Where the Red Fern Grows
by Wilson Rawls
Billy is one great kid, and while he doesn't go around telling everyone how awesome he is, because that would make him decidedly less awesome, we see it through his actions. Character after character in this book is astonished at Billy saving for two years to buy his pups. These actions establish Billy as a determined, hard working kid. Even the marshal is shocked when he hears about it. Comparing Billy to the town kids he says, "There's not one in that bunch with that kind of grit" (5.78).
And then, of course, there's that incident when Billy's grandpa gives him candy as a reward for all his hard work, Billy runs home and shares it with his sisters: "Arriving home I dumped the sack of candy out on the bed […] I was well repaid by the love and adoration I saw in the wide blue eyes of my three little sisters" (3.69).

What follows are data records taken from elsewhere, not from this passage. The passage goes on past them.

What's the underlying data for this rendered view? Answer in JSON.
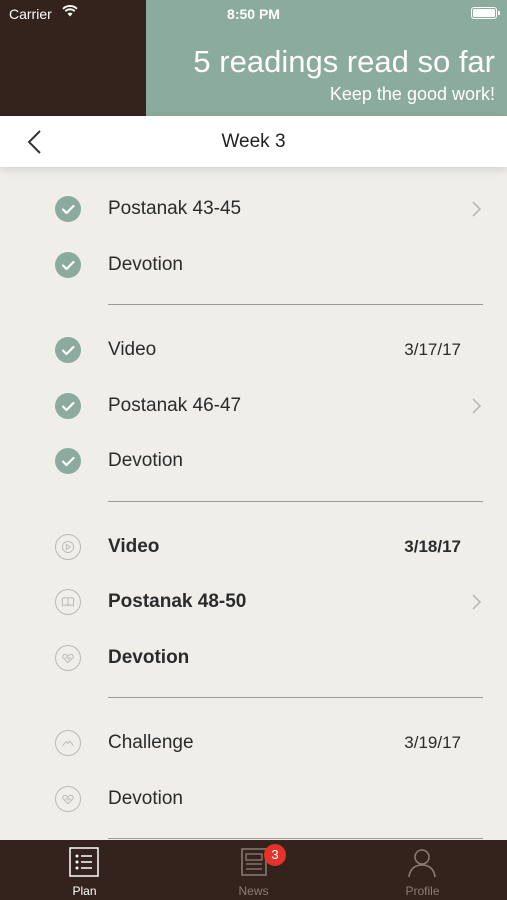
{
  "status_bar": {
    "carrier": "Carrier",
    "time": "8:50 PM"
  },
  "banner": {
    "title": "5 readings read so far",
    "subtitle": "Keep the good work!"
  },
  "nav": {
    "title": "Week 3"
  },
  "days": [
    {
      "items": [
        {
          "label": "Postanak 43-45",
          "state": "done",
          "icon": "check-icon",
          "chevron": true
        },
        {
          "label": "Devotion",
          "state": "done",
          "icon": "check-icon"
        }
      ]
    },
    {
      "items": [
        {
          "label": "Video",
          "state": "done",
          "icon": "check-icon",
          "date": "3/17/17"
        },
        {
          "label": "Postanak 46-47",
          "state": "done",
          "icon": "check-icon",
          "chevron": true
        },
        {
          "label": "Devotion",
          "state": "done",
          "icon": "check-icon"
        }
      ]
    },
    {
      "items": [
        {
          "label": "Video",
          "state": "current",
          "icon": "play-icon",
          "date": "3/18/17"
        },
        {
          "label": "Postanak 48-50",
          "state": "current",
          "icon": "book-icon",
          "chevron": true
        },
        {
          "label": "Devotion",
          "state": "current",
          "icon": "heart-icon"
        }
      ]
    },
    {
      "items": [
        {
          "label": "Challenge",
          "state": "upcoming",
          "icon": "mountain-icon",
          "date": "3/19/17"
        },
        {
          "label": "Devotion",
          "state": "upcoming",
          "icon": "heart-icon"
        }
      ]
    }
  ],
  "tabbar": {
    "tabs": [
      {
        "label": "Plan",
        "icon": "list-icon",
        "active": true
      },
      {
        "label": "News",
        "icon": "news-icon",
        "badge": "3"
      },
      {
        "label": "Profile",
        "icon": "person-icon"
      }
    ]
  },
  "colors": {
    "brand_dark": "#34231c",
    "accent_green": "#8aab9d",
    "background": "#efeee9",
    "badge_red": "#e5322b"
  }
}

So—hard working, determined, kind, considerate, the whole shebang. Just the kind of boy you want to bring home to mom.
Billy's lack of shoes immediately marks him as from the country, especially for the kids in town. When they see Billy without shoes, they start chanting "Hillbilly" (4.81).
But Billy still takes care of his appearance, "My overalls were patched and faded but they were clean. My shirt had pulled out. I tucked it back in" (4.36).

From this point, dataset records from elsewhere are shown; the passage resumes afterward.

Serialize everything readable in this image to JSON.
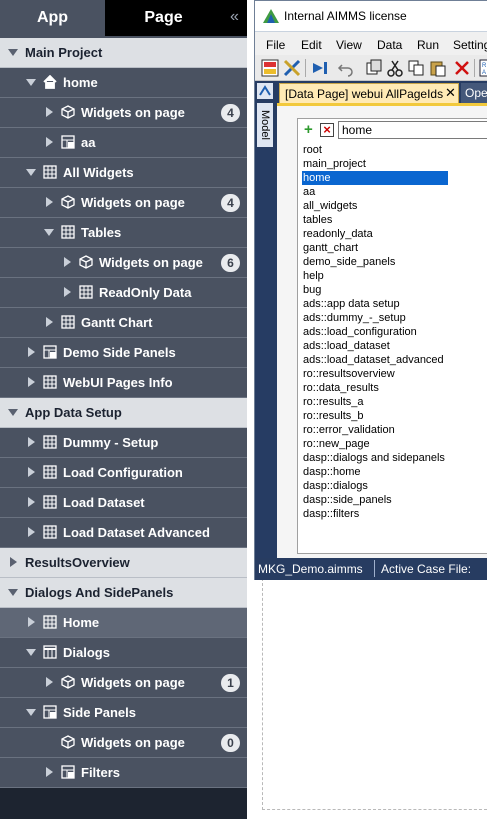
{
  "sidebar": {
    "tabs": {
      "app": "App",
      "page": "Page",
      "collapse": "«"
    },
    "rows": [
      {
        "label": "Main Project",
        "level": 0,
        "expanded": true,
        "icon": "none",
        "header": true
      },
      {
        "label": "home",
        "level": 1,
        "expanded": true,
        "icon": "home-icon"
      },
      {
        "label": "Widgets on page",
        "level": 2,
        "expanded": false,
        "icon": "cube-icon",
        "badge": "4"
      },
      {
        "label": "aa",
        "level": 2,
        "expanded": false,
        "icon": "side-panel-icon"
      },
      {
        "label": "All Widgets",
        "level": 1,
        "expanded": true,
        "icon": "grid-icon"
      },
      {
        "label": "Widgets on page",
        "level": 2,
        "expanded": false,
        "icon": "cube-icon",
        "badge": "4"
      },
      {
        "label": "Tables",
        "level": 2,
        "expanded": true,
        "icon": "grid-icon"
      },
      {
        "label": "Widgets on page",
        "level": 3,
        "expanded": false,
        "icon": "cube-icon",
        "badge": "6"
      },
      {
        "label": "ReadOnly Data",
        "level": 3,
        "expanded": false,
        "icon": "grid-icon"
      },
      {
        "label": "Gantt Chart",
        "level": 2,
        "expanded": false,
        "icon": "grid-icon"
      },
      {
        "label": "Demo Side Panels",
        "level": 1,
        "expanded": false,
        "icon": "side-panel-icon"
      },
      {
        "label": "WebUI Pages Info",
        "level": 1,
        "expanded": false,
        "icon": "grid-icon"
      },
      {
        "label": "App Data Setup",
        "level": 0,
        "expanded": true,
        "icon": "none",
        "header": true
      },
      {
        "label": "Dummy - Setup",
        "level": 1,
        "expanded": false,
        "icon": "grid-icon"
      },
      {
        "label": "Load Configuration",
        "level": 1,
        "expanded": false,
        "icon": "grid-icon"
      },
      {
        "label": "Load Dataset",
        "level": 1,
        "expanded": false,
        "icon": "grid-icon"
      },
      {
        "label": "Load Dataset Advanced",
        "level": 1,
        "expanded": false,
        "icon": "grid-icon"
      },
      {
        "label": "ResultsOverview",
        "level": 0,
        "expanded": false,
        "icon": "none",
        "header": true
      },
      {
        "label": "Dialogs And SidePanels",
        "level": 0,
        "expanded": true,
        "icon": "none",
        "header": true
      },
      {
        "label": "Home",
        "level": 1,
        "expanded": false,
        "icon": "grid-icon",
        "selected": true
      },
      {
        "label": "Dialogs",
        "level": 1,
        "expanded": true,
        "icon": "dialog-icon"
      },
      {
        "label": "Widgets on page",
        "level": 2,
        "expanded": false,
        "icon": "cube-icon",
        "badge": "1"
      },
      {
        "label": "Side Panels",
        "level": 1,
        "expanded": true,
        "icon": "side-panel-icon"
      },
      {
        "label": "Widgets on page",
        "level": 2,
        "expanded": false,
        "icon": "cube-icon",
        "badge": "0",
        "noarrow": true
      },
      {
        "label": "Filters",
        "level": 2,
        "expanded": false,
        "icon": "side-panel-icon"
      }
    ]
  },
  "window": {
    "title": "Internal AIMMS license",
    "menu": [
      "File",
      "Edit",
      "View",
      "Data",
      "Run",
      "Setting"
    ],
    "side_tab": "Model",
    "doc_tab": "[Data Page] webui AllPageIds",
    "doc_tab_close": "✕",
    "doc_tab2": "Ope",
    "search_value": "home",
    "list": [
      "root",
      "main_project",
      "home",
      "aa",
      "all_widgets",
      "tables",
      "readonly_data",
      "gantt_chart",
      "demo_side_panels",
      "help",
      "bug",
      "ads::app data setup",
      "ads::dummy_-_setup",
      "ads::load_configuration",
      "ads::load_dataset",
      "ads::load_dataset_advanced",
      "ro::resultsoverview",
      "ro::data_results",
      "ro::results_a",
      "ro::results_b",
      "ro::error_validation",
      "ro::new_page",
      "dasp::dialogs and sidepanels",
      "dasp::home",
      "dasp::dialogs",
      "dasp::side_panels",
      "dasp::filters"
    ],
    "selected_item": "home",
    "status_file": "MKG_Demo.aimms",
    "status_case": "Active Case File:"
  },
  "colors": {
    "sidebar_bg": "#4a5261",
    "header_bg": "#dde0e4",
    "selection": "#0a66d0",
    "doc_tab": "#ffeab5"
  }
}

From this little bit of description, we know that Billy's family may not have much money, but they still take care of what they have and are proud of who they are. Isn't it neat how just a little sentence can do all that? The patching of his clothes shows that Billy, or more likely his mom, takes the time to make sure what he has is as nice as possible.
Billy thinks he has the bestest family ever, and he kind of does. (No offense to all of you Shmoopers with totally awesome families, because obviously this is kind of subjective.)
They are poor, but super supportive. Billy knows his parents need money, so he gives all of his hunting money to them. And in a show of just how neat the family is, his parents don't even spend any of it. They save every penny so they can afford to move to town where their children will have a better life.
Even though there are times when it seems like the most important thing in Billy's life is hunting (many times actually), he's always there for the family in the end. Even in the hunting competition, he quickly abandons some coons when his grandpa needs help: "Up until then, the coon-hunting had been forgotten" (18.19).
And who was it that reminded Billy to get back on track with the competition? His grandpa. Without the support of his family Billy never would have been able to hunt as successfully as he did. And without Billy, his family never would have been able to move off the farm.
Huh. It's like they love each other or something.